Thirty-two pigeons were awarded medals for valor during World War II.
Pigeons tend to get a bad rap among urban dwellers, but the birds have a distinguished history of service. Bred for their instinctive ability to find their way home from long distances, homing pigeons were trained as message-bearers as far back as in ancient Egypt. With their deployment by besieged Parisians during the Franco-Prussian War of 1870, the era of the military pigeon was underway.

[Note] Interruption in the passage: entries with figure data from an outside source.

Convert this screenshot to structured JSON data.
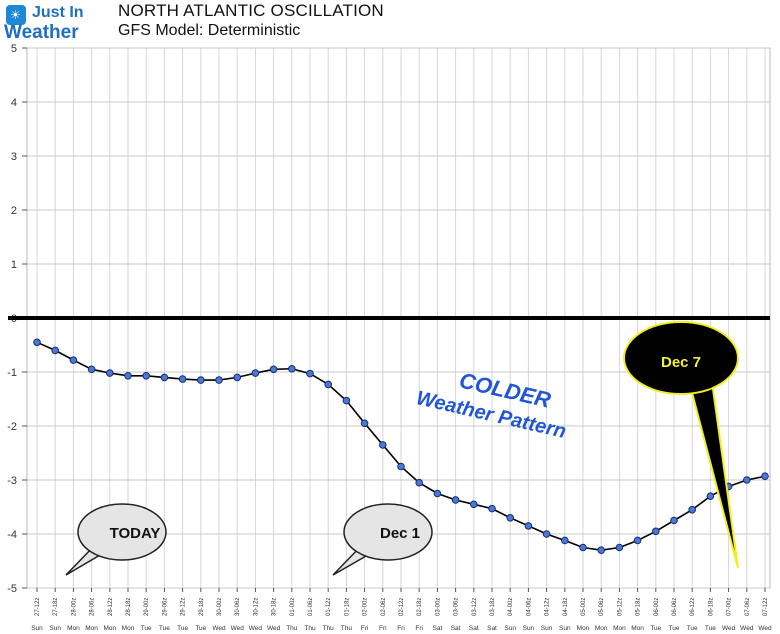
{
  "header": {
    "logo_line1": "Just In",
    "logo_line2": "Weather",
    "title": "NORTH ATLANTIC OSCILLATION",
    "subtitle": "GFS Model: Deterministic"
  },
  "chart_data": {
    "type": "line",
    "title": "NORTH ATLANTIC OSCILLATION",
    "subtitle": "GFS Model: Deterministic",
    "xlabel": "",
    "ylabel": "",
    "ylim": [
      -5,
      5
    ],
    "yticks": [
      5,
      4,
      3,
      2,
      1,
      0,
      -1,
      -2,
      -3,
      -4,
      -5
    ],
    "grid": true,
    "x": [
      "27-12z",
      "27-18z",
      "28-00z",
      "28-06z",
      "28-12z",
      "28-18z",
      "29-00z",
      "29-06z",
      "29-12z",
      "29-18z",
      "30-00z",
      "30-06z",
      "30-12z",
      "30-18z",
      "01-00z",
      "01-06z",
      "01-12z",
      "01-18z",
      "02-00z",
      "02-06z",
      "02-12z",
      "02-18z",
      "03-00z",
      "03-06z",
      "03-12z",
      "03-18z",
      "04-00z",
      "04-06z",
      "04-12z",
      "04-18z",
      "05-00z",
      "05-06z",
      "05-12z",
      "05-18z",
      "06-00z",
      "06-06z",
      "06-12z",
      "06-18z",
      "07-00z",
      "07-06z",
      "07-12z"
    ],
    "x_days": [
      "Sun",
      "Sun",
      "Mon",
      "Mon",
      "Mon",
      "Mon",
      "Tue",
      "Tue",
      "Tue",
      "Tue",
      "Wed",
      "Wed",
      "Wed",
      "Wed",
      "Thu",
      "Thu",
      "Thu",
      "Thu",
      "Fri",
      "Fri",
      "Fri",
      "Fri",
      "Sat",
      "Sat",
      "Sat",
      "Sat",
      "Sun",
      "Sun",
      "Sun",
      "Sun",
      "Mon",
      "Mon",
      "Mon",
      "Mon",
      "Tue",
      "Tue",
      "Tue",
      "Tue",
      "Wed",
      "Wed",
      "Wed"
    ],
    "series": [
      {
        "values": [
          -0.45,
          -0.6,
          -0.78,
          -0.95,
          -1.02,
          -1.07,
          -1.07,
          -1.1,
          -1.13,
          -1.15,
          -1.15,
          -1.1,
          -1.02,
          -0.95,
          -0.94,
          -1.03,
          -1.23,
          -1.53,
          -1.95,
          -2.35,
          -2.75,
          -3.05,
          -3.25,
          -3.37,
          -3.45,
          -3.53,
          -3.7,
          -3.85,
          -4.0,
          -4.12,
          -4.25,
          -4.3,
          -4.25,
          -4.12,
          -3.95,
          -3.75,
          -3.55,
          -3.3,
          -3.12,
          -3.0,
          -2.93
        ],
        "color": "#4a78d8"
      }
    ],
    "zero_line": true,
    "annotations": {
      "today": "TODAY",
      "dec1": "Dec 1",
      "dec7": "Dec 7",
      "colder_line1": "COLDER",
      "colder_line2": "Weather Pattern"
    },
    "colors": {
      "line": "#000000",
      "marker_fill": "#4a78d8",
      "colder_text": "#1f55d6",
      "callout_fill": "#e5e5e5",
      "dec7_fill": "#000000",
      "dec7_text": "#f5f03a",
      "dec7_border": "#f2ee1a"
    }
  }
}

By the time the United States entered World War I, homing pigeons were being used on both sides of the fighting for their ability to reliably deliver progress updates from planes, tanks, and mobile lofts on the front lines. While telephone and radio communications were more advanced heading into World War II, there were still times when conditions rendered such technologies useless, and the only solution was to strap a message to a pigeon and send it airborne through a hail of gunfire. Sometimes, a lone bird’s efforts saved the lives of hundreds of soldiers: One such instance occurred in Italy in 1943, when an American pigeon named G.I. Joe was dispatched to an Allied air base in the nick of time to call off the planned bombing of a village that had just been liberated by British troops.

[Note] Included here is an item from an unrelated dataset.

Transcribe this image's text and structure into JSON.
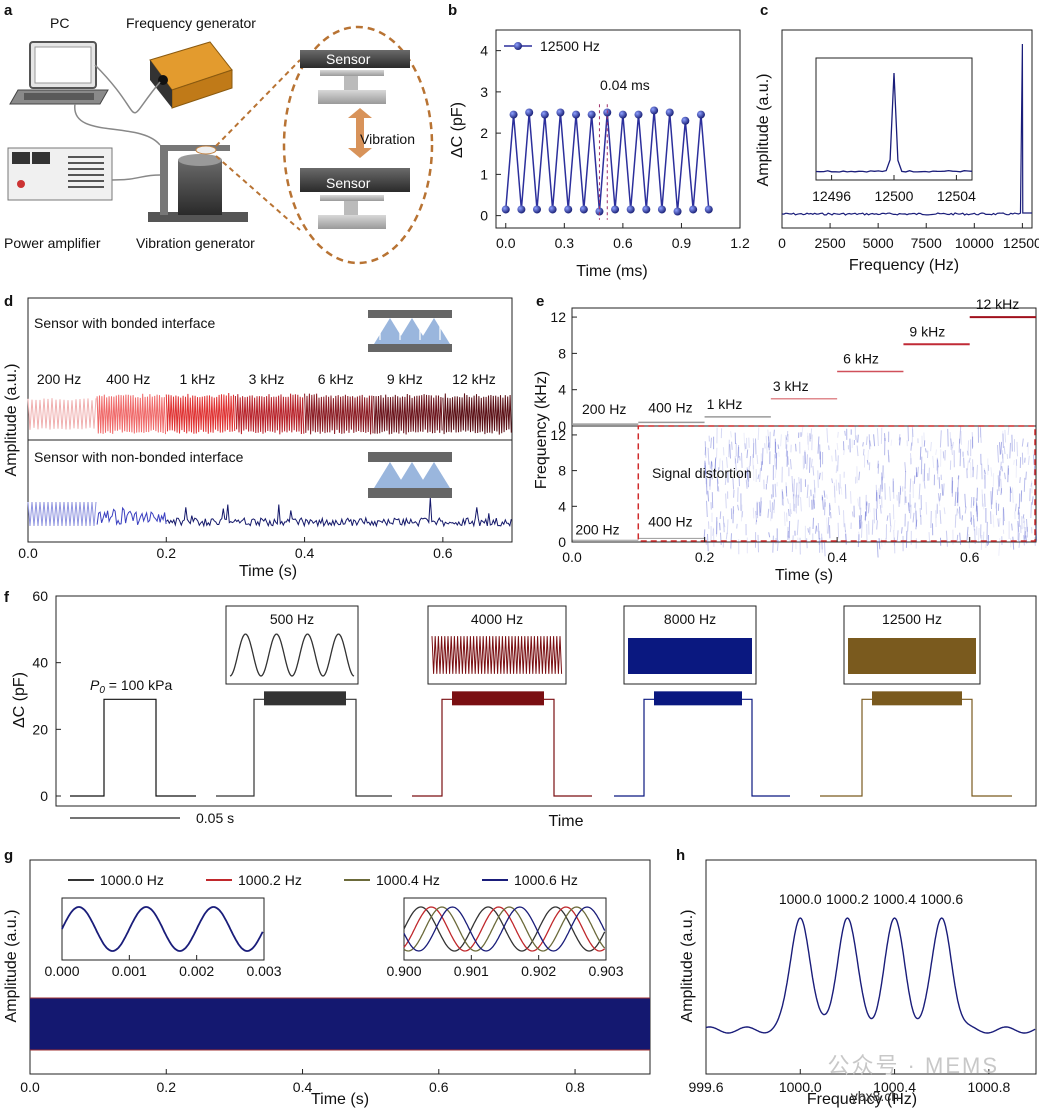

That year, White Vision, Winkie, and Tyke became the first three of the 32 pigeons to receive the People’s Dispensary for Sick Animals (PDSA) Dickin Medal for exceptional wartime accomplishments. Although the award came into being too late to honor pigeon predecessors like Cher Ami and President Wilson, the more recent creation of the Honorary PDSA Dickin Medal in 2014 honored all the winged warriors and other service animals who served during World War I. And although the PDSA is based in the U.K., the Dickin Medal is awarded to animals in theaters of war around the world, and recognized worldwide.

Numbers Don’t Lie

Number of pigeons supplied by the United States to Allied forces in WWII
54,000

Year the U.S. Army pigeon service was disbanded
1957

Speed, in miles per hour, of the fastest recorded pigeon
110

Price, in dollars, paid for racing pigeon New Kim in 2020
1.9 million

One cat has won the Dickin Medal.
That would be Simon, a tomcat who had the misfortune of getting caught in the strife of the Chinese Civil War in 1949. A crew mascot aboard the British HMS Amethyst, Simon sustained shrapnel injuries when the ship was attacked and cornered by communist forces on the Yangtze River. Not only did Simon get back on his feet and provide comfort to his rattled shipmates, but he also fought off the rats that attempted to raid the dwindling food supply as the crew waited for weeks for safe passage to freedom. Simon then became something of a celebrity after the Amethyst made news with its escape to Hong Kong, with a designated “cat officer” assigned to handle his fan mail. Sadly, the battle-scarred feline died shortly before he was scheduled to receive his Dickin Medal late in 1949, although TIME magazine provided an additional salute by featuring his picture on its obituary page.